One of today’s most versatile violinists presents a new account of Paganini’s Caprices – an unsurpassed compendium of technical difficulties – played as “improvised character pieces”. Zehetmair reveals extraordinary technical perfection coupled with uniquely imaginative insight and a sense of musical drama.
Conductor, chamber musician, ardent pioneer of contemporary composition and an adventurous soloist, Thomas Zehetmair is certainly the most versatile artist among the performers of the Caprices by Niccolò Paganini (1782-1840), the set of 24 hair-raisingly difficult violin studies that established new standards of the instrument’s technical possibilities.
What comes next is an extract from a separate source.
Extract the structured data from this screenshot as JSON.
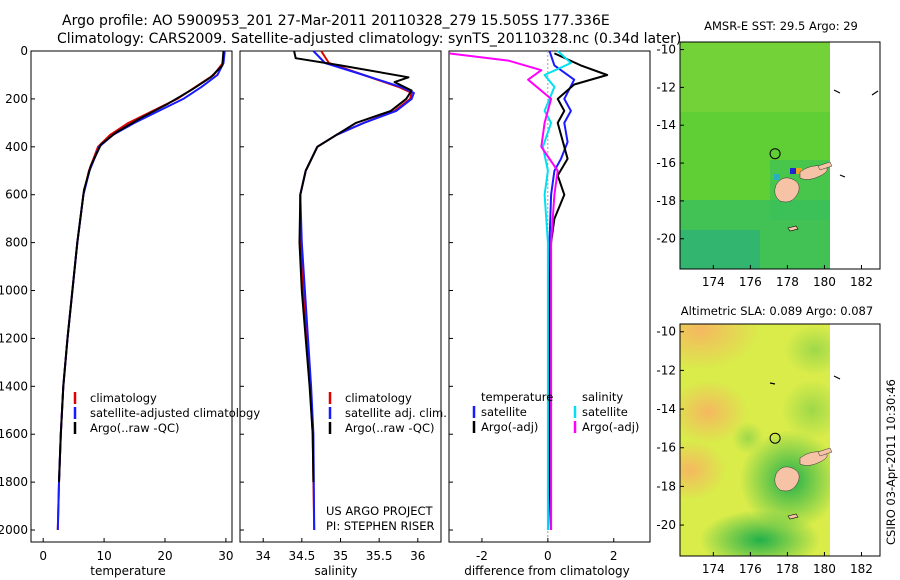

Zehetmair’s overwhelming and critically acclaimed ECM recording of the Sonatas for unaccompanied violin by Ysaÿe, released in 2004, offered ample proof that alleged virtuoso pyrotechnics can be surprisingly multifaceted and complex when approached by a musician with a rare awareness of stylistic layers and expressive traditions. His (long deleted) Teldec version of the Capricci from the early 90s quickly won benchmark status. In 2007 he went to the Austrian monastery of St. Gerold to record a second – even more ambitious – interpretation whose improvisational freedom conveys all the demonic and haunting aspects of the music.
Both Zehetmair’s solo records and his quartet albums on ECM have met with unanimous praise in recent years – especially the Zehetmair Quartet’s Schumann disc which was Gramophone’s Record of the Year.